Russian President Vladimir Putin expressed solidarity and called it an "outrageous terrorist attack" that exposed "brutality and cynicism" that was "shocking."

Chinese Prime Minister Li Keqiang expressed condolences and said “we strongly condemn terrorism in all forms.”

Vehicle attacks have been used by isolated members of militant groups in recent years, notably in Israel, though never to such devastating effect.

Nice, a city of around 350,000, is renowned as a glitzy resort but also has poor neighborhoods.
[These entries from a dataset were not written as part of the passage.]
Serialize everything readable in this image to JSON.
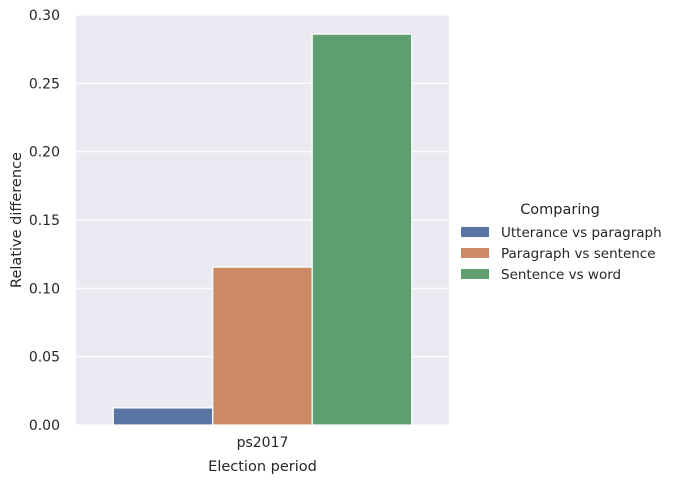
{
  "chart_data": {
    "type": "bar",
    "categories": [
      "ps2017"
    ],
    "series": [
      {
        "name": "Utterance vs paragraph",
        "values": [
          0.0125
        ],
        "color": "#5875a4"
      },
      {
        "name": "Paragraph vs sentence",
        "values": [
          0.1155
        ],
        "color": "#cc8963"
      },
      {
        "name": "Sentence vs word",
        "values": [
          0.286
        ],
        "color": "#5f9e6e"
      }
    ],
    "xlabel": "Election period",
    "ylabel": "Relative difference",
    "ylim": [
      0,
      0.3
    ],
    "yticks": [
      "0.00",
      "0.05",
      "0.10",
      "0.15",
      "0.20",
      "0.25",
      "0.30"
    ],
    "legend_title": "Comparing",
    "legend_position": "right",
    "grid": true,
    "background_color": "#eaeaf2"
  }
}
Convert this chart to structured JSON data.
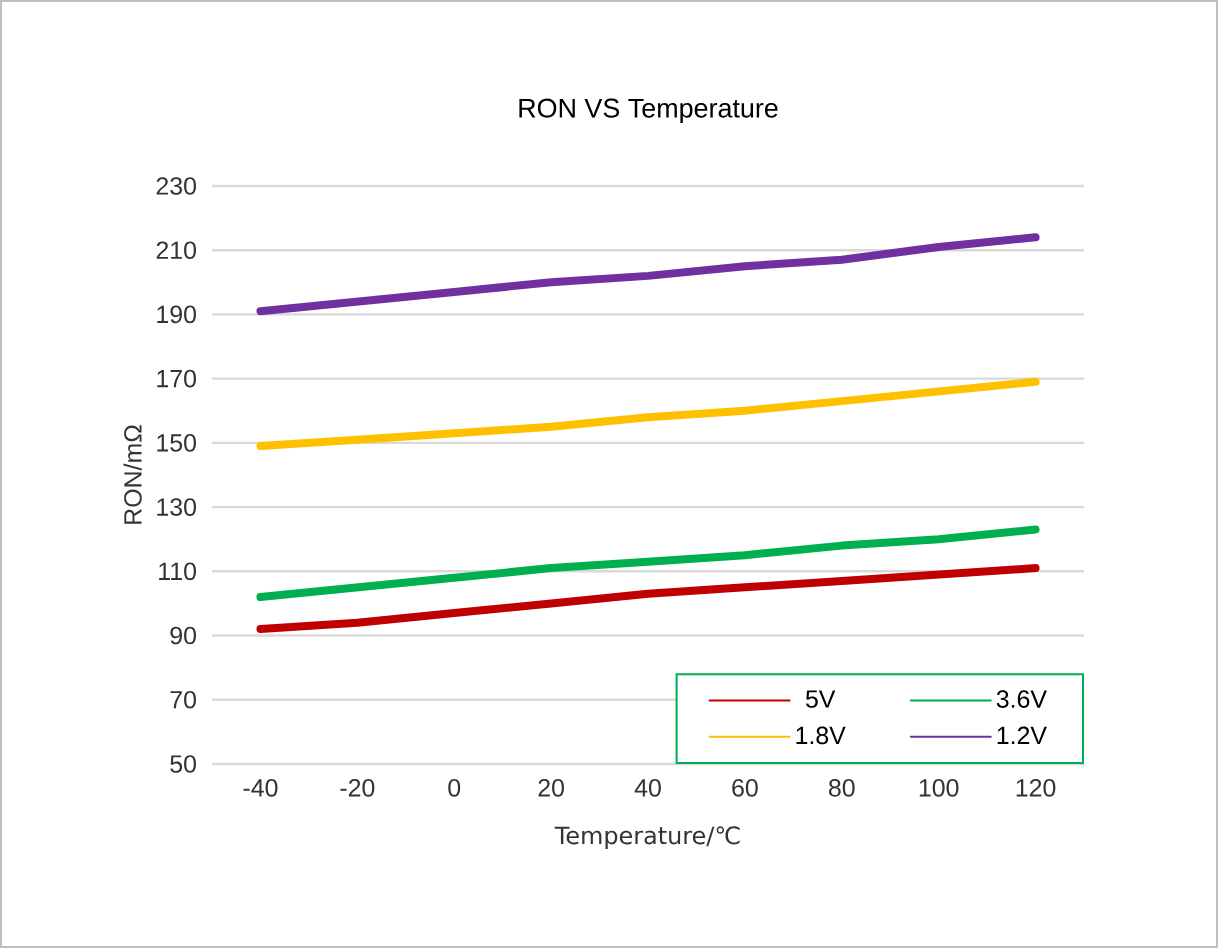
{
  "chart_data": {
    "type": "line",
    "title": "RON VS Temperature",
    "xlabel": "Temperature/℃",
    "ylabel": "RON/mΩ",
    "categories": [
      "-40",
      "-20",
      "0",
      "20",
      "40",
      "60",
      "80",
      "100",
      "120"
    ],
    "series": [
      {
        "name": "5V",
        "color": "#c00000",
        "values": [
          92,
          94,
          97,
          100,
          103,
          105,
          107,
          109,
          111
        ]
      },
      {
        "name": "3.6V",
        "color": "#00b050",
        "values": [
          102,
          105,
          108,
          111,
          113,
          115,
          118,
          120,
          123
        ]
      },
      {
        "name": "1.8V",
        "color": "#ffc000",
        "values": [
          149,
          151,
          153,
          155,
          158,
          160,
          163,
          166,
          169
        ]
      },
      {
        "name": "1.2V",
        "color": "#7030a0",
        "values": [
          191,
          194,
          197,
          200,
          202,
          205,
          207,
          211,
          214
        ]
      }
    ],
    "ylim": [
      50,
      230
    ],
    "yticks": [
      50,
      70,
      90,
      110,
      130,
      150,
      170,
      190,
      210,
      230
    ],
    "grid": "y",
    "legend": "bottom right",
    "line_style": "solid"
  }
}
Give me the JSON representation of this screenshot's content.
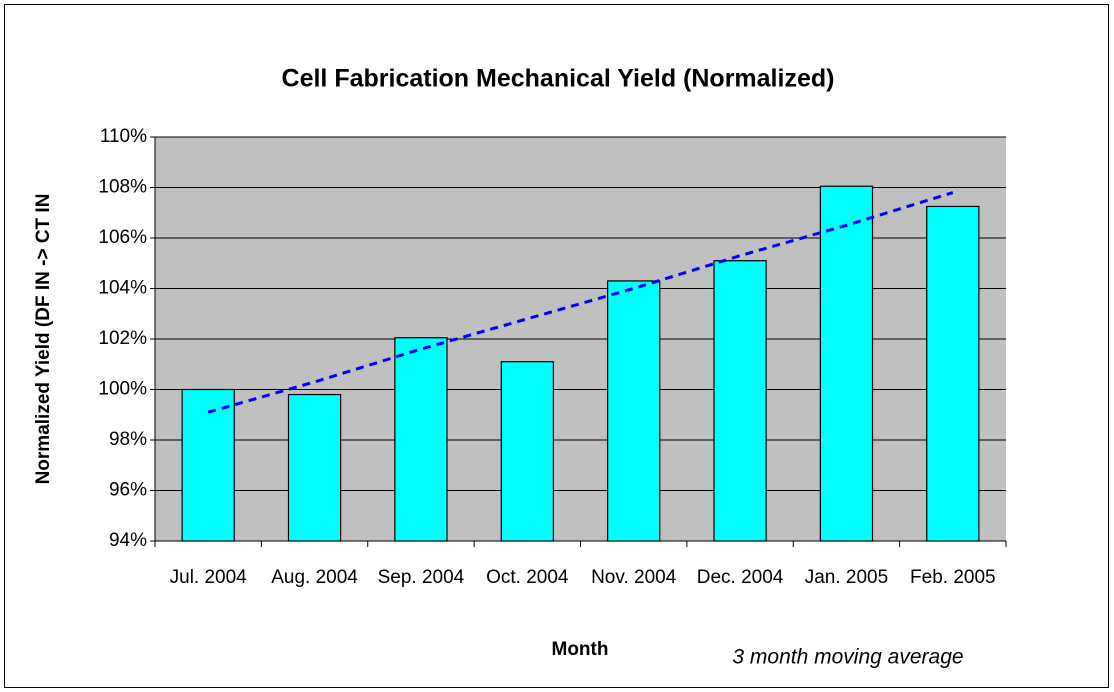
{
  "chart_data": {
    "type": "bar",
    "title": "Cell Fabrication Mechanical Yield (Normalized)",
    "x_label": "Month",
    "y_label": "Normalized Yield (DF IN -> CT IN",
    "categories": [
      "Jul. 2004",
      "Aug. 2004",
      "Sep. 2004",
      "Oct. 2004",
      "Nov. 2004",
      "Dec. 2004",
      "Jan. 2005",
      "Feb. 2005"
    ],
    "values": [
      100.0,
      99.8,
      102.05,
      101.1,
      104.3,
      105.1,
      108.05,
      107.25
    ],
    "color": "#00ffff",
    "trend": {
      "name": "3 month moving average",
      "color": "#0000ff",
      "values": [
        99.1,
        100.3,
        101.6,
        102.8,
        104.0,
        105.3,
        106.5,
        107.8
      ]
    },
    "ylim": [
      94,
      110
    ],
    "yticks": [
      {
        "value": 94,
        "label": "94%"
      },
      {
        "value": 96,
        "label": "96%"
      },
      {
        "value": 98,
        "label": "98%"
      },
      {
        "value": 100,
        "label": "100%"
      },
      {
        "value": 102,
        "label": "102%"
      },
      {
        "value": 104,
        "label": "104%"
      },
      {
        "value": 106,
        "label": "106%"
      },
      {
        "value": 108,
        "label": "108%"
      },
      {
        "value": 110,
        "label": "110%"
      }
    ],
    "grid": true
  }
}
As many as 130,000 Tunisians live in the city, and dozens of its Muslim residents have traveled to Syria to fight, a path taken by previous IS attackers in Europe.

Authorities on July 15 reopened Nice's Cote d'Azur Airport without incident after a brief evacuation prompted by an unattended bag in one of the terminals that turned out to be harmless.

Further details began to emerge about Bouhlel, who lived in a four-story building in one of Nice’s working-class neighborhoods where crime scene investigators and armed police were working on July 15.

Bouhlel was from the town of Msaken in Tunisia, about 10 kilometers from the city of Sousse, where an attacker shot and killed 38 people in 2015 -- mainly vacationers from Britain. Many people from that region have moved to France.

Molins said Bouhlel had three children but was separated from his wife. His relatives and neighbors described him as a tense, unfriendly man who was not religious.

French Justice Minister Jean-Jacques Urvoas said Bouhlel was convicted in March over a road-rage incident in which he “hurled a wooden pallet” at another man.

He was given a six-month suspended sentence and was required to check in with police once a week, a condition that Bouhlel had complied with.